Neoadjuvant Chemoimmunotherapy for the Treatment of Locally Advanced Head and Neck Squamous Cell Carcinoma: A Single-Arm Phase 2 Clinical Trial

Abstract

Abstract Purpose: This study aimed to assess the antitumor activity and safety of neoadjuvant chemotherapy combined with PD-1 inhibitor camrelizumab in patients with locally advanced head and neck squamous cell carcinoma (HNSCC). Patients and Methods: In this single-center, single-arm, phase 2 trial, patients with resectable stage III–IVB HNSCC received chemotherapy [albumin-bound paclitaxel 260 mg/m2 (or docetaxel 75 mg/m2) plus cisplatin 75 mg/m2] and camrelizumab 200 mg on day 1 of each 21-day cycle for three cycles, followed by surgery, and adjuvant radiotherapy. Co-primary end points were pathological complete response (pCR) rate and safety.
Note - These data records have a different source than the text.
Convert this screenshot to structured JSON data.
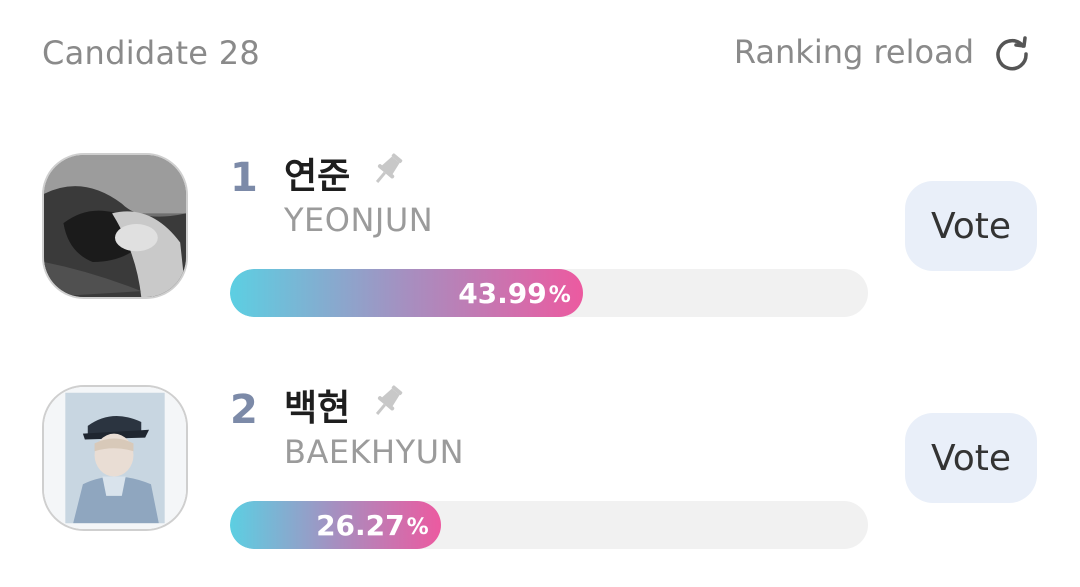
{
  "header": {
    "candidate_count": "Candidate 28",
    "reload_label": "Ranking reload",
    "reload_icon": "refresh-icon"
  },
  "candidates": [
    {
      "rank": "1",
      "name_ko": "연준",
      "name_en": "YEONJUN",
      "percent_value": "43.99",
      "percent_unit": "%",
      "vote_label": "Vote",
      "pin_icon": "pin-icon"
    },
    {
      "rank": "2",
      "name_ko": "백현",
      "name_en": "BAEKHYUN",
      "percent_value": "26.27",
      "percent_unit": "%",
      "vote_label": "Vote",
      "pin_icon": "pin-icon"
    }
  ],
  "colors": {
    "gradient_start": "#5ccfe2",
    "gradient_end": "#ec5aa0",
    "rank_color": "#7c8aa8",
    "vote_button_bg": "#e9eff9"
  }
}
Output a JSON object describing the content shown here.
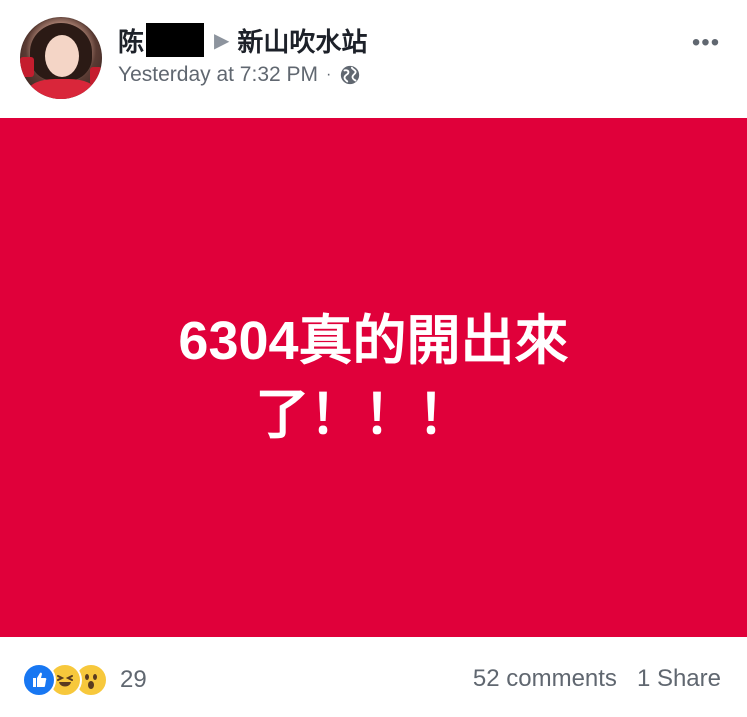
{
  "post": {
    "author_name": "陈",
    "arrow": "▶",
    "group_name": "新山吹水站",
    "timestamp": "Yesterday at 7:32 PM",
    "meta_separator": "·",
    "more_label": "•••",
    "image_text_line1": "6304真的開出來",
    "image_text_line2": "了！！！",
    "reaction_count": "29",
    "comments": "52 comments",
    "shares": "1 Share"
  },
  "colors": {
    "image_background": "#e0003a",
    "text_primary": "#1d2129",
    "text_secondary": "#606770",
    "like_blue": "#1877f2",
    "reaction_yellow": "#f7c83c"
  },
  "icons": {
    "avatar": "avatar",
    "globe": "globe-icon",
    "more": "more-icon",
    "like": "like-icon",
    "haha": "haha-icon",
    "wow": "wow-icon"
  }
}
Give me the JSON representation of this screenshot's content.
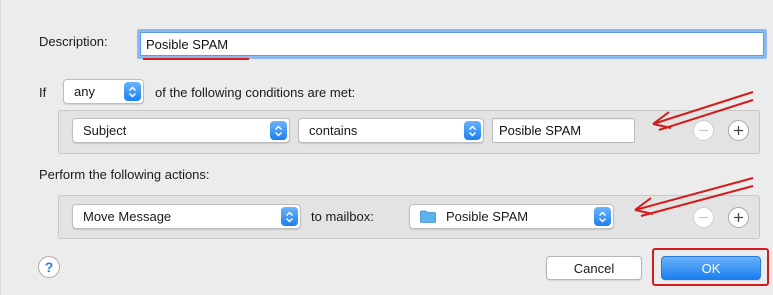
{
  "description": {
    "label": "Description:",
    "value": "Posible SPAM"
  },
  "if_row": {
    "prefix": "If",
    "selected": "any",
    "suffix": "of the following conditions are met:"
  },
  "condition": {
    "field": "Subject",
    "operator": "contains",
    "value": "Posible SPAM"
  },
  "actions": {
    "heading": "Perform the following actions:",
    "action": "Move Message",
    "mailbox_label": "to mailbox:",
    "mailbox": "Posible SPAM"
  },
  "buttons": {
    "help": "?",
    "cancel": "Cancel",
    "ok": "OK",
    "minus_icon": "minus-icon",
    "plus_icon": "plus-icon"
  },
  "colors": {
    "accent": "#1a7ff0",
    "annotation": "#d21d1d",
    "background": "#ececec"
  }
}
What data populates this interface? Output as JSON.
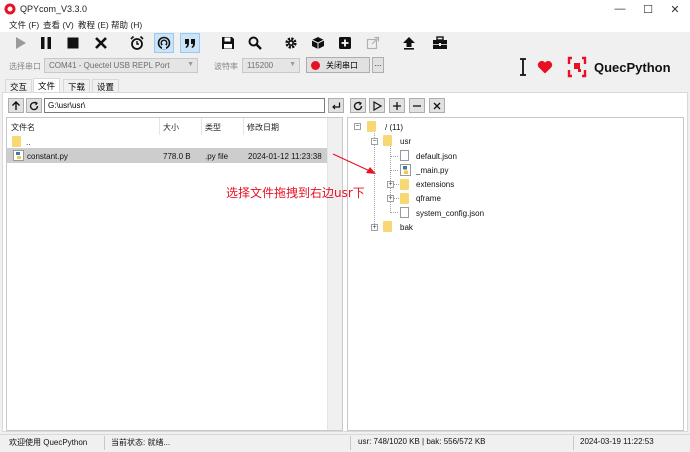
{
  "window": {
    "title": "QPYcom_V3.3.0",
    "minimize": "—",
    "maximize": "☐",
    "close": "✕"
  },
  "menu": [
    "文件 (F)",
    "查看 (V)",
    "教程 (E)",
    "帮助 (H)"
  ],
  "toolbar": {
    "icons": [
      "play-icon",
      "pause-icon",
      "stop-icon",
      "close-icon",
      "alarm-clock-icon",
      "radar-icon",
      "quote-icon",
      "save-icon",
      "search-icon",
      "gear-icon",
      "cube-icon",
      "plus-square-icon",
      "share-icon",
      "upload-icon",
      "toolbox-icon"
    ]
  },
  "serial": {
    "port_label": "选择串口",
    "port_value": "COM41 - Quectel USB REPL Port",
    "baud_label": "波特率",
    "baud_value": "115200",
    "open_button": "关闭串口",
    "more_button": "...",
    "brand": "QuecPython"
  },
  "tabs": [
    "交互",
    "文件",
    "下载",
    "设置"
  ],
  "active_tab": "文件",
  "local": {
    "path": "G:\\usr\\usr\\",
    "columns": [
      "文件名",
      "大小",
      "类型",
      "修改日期"
    ],
    "rows": [
      {
        "name": "..",
        "size": "",
        "type": "",
        "date": ""
      },
      {
        "name": "constant.py",
        "size": "778.0 B",
        "type": ".py file",
        "date": "2024-01-12 11:23:38"
      }
    ]
  },
  "device": {
    "root": "/ (11)",
    "usr": "usr",
    "usr_children": [
      "default.json",
      "_main.py",
      "extensions",
      "qframe",
      "system_config.json"
    ],
    "bak": "bak"
  },
  "annotation": "选择文件拖拽到右边usr下",
  "status": {
    "welcome": "欢迎使用 QuecPython",
    "state": "当前状态: 就绪...",
    "storage": "usr: 748/1020 KB | bak: 556/572 KB",
    "datetime": "2024-03-19 11:22:53"
  },
  "colors": {
    "accent": "#e81123",
    "selection": "#cdcdcd",
    "folder": "#f8d775"
  }
}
Results: Thirty patients were enrolled and completed the neoadjuvant therapy, with an objective response rate (ORR) of 96.7% (29/30). Twenty-seven patients underwent surgery without delay, with an R0 resection rate of 92.6% (25/27). The clinical to pathological downstaging rate was 100% (27/27). The pCR rate was 37.0% [95% confidence interval (CI), 19.4%–57.6%], and the major pathological response (MPR) rate was 74.1% (95% CI, 53.7%–88.9%). The median follow-up duration was 16.1 months (range, 8.3–28.5), and the disease-free survival rate at 12 months was 95.8% (95% CI, 73.9%–99.4%). Grade 3 neoadjuvant therapy–related adverse events included rash (1; 3.3%), pruritis (1; 3.3%), and thrombocytopenia (1; 3.3%), and no grade 4 or 5 treatment-related events occurred. The most common surgical complication was delayed wound healing (5; 18.5%). Conclusions: Neoadjuvant chemotherapy plus camrelizumab for locally advanced HNSCC showed high ORR, pCR, and MPR rates, with an acceptable safety profile. These data support further evaluation of neoadjuvant chemoimmunotherapy for the treatment of locally advanced HNSCC.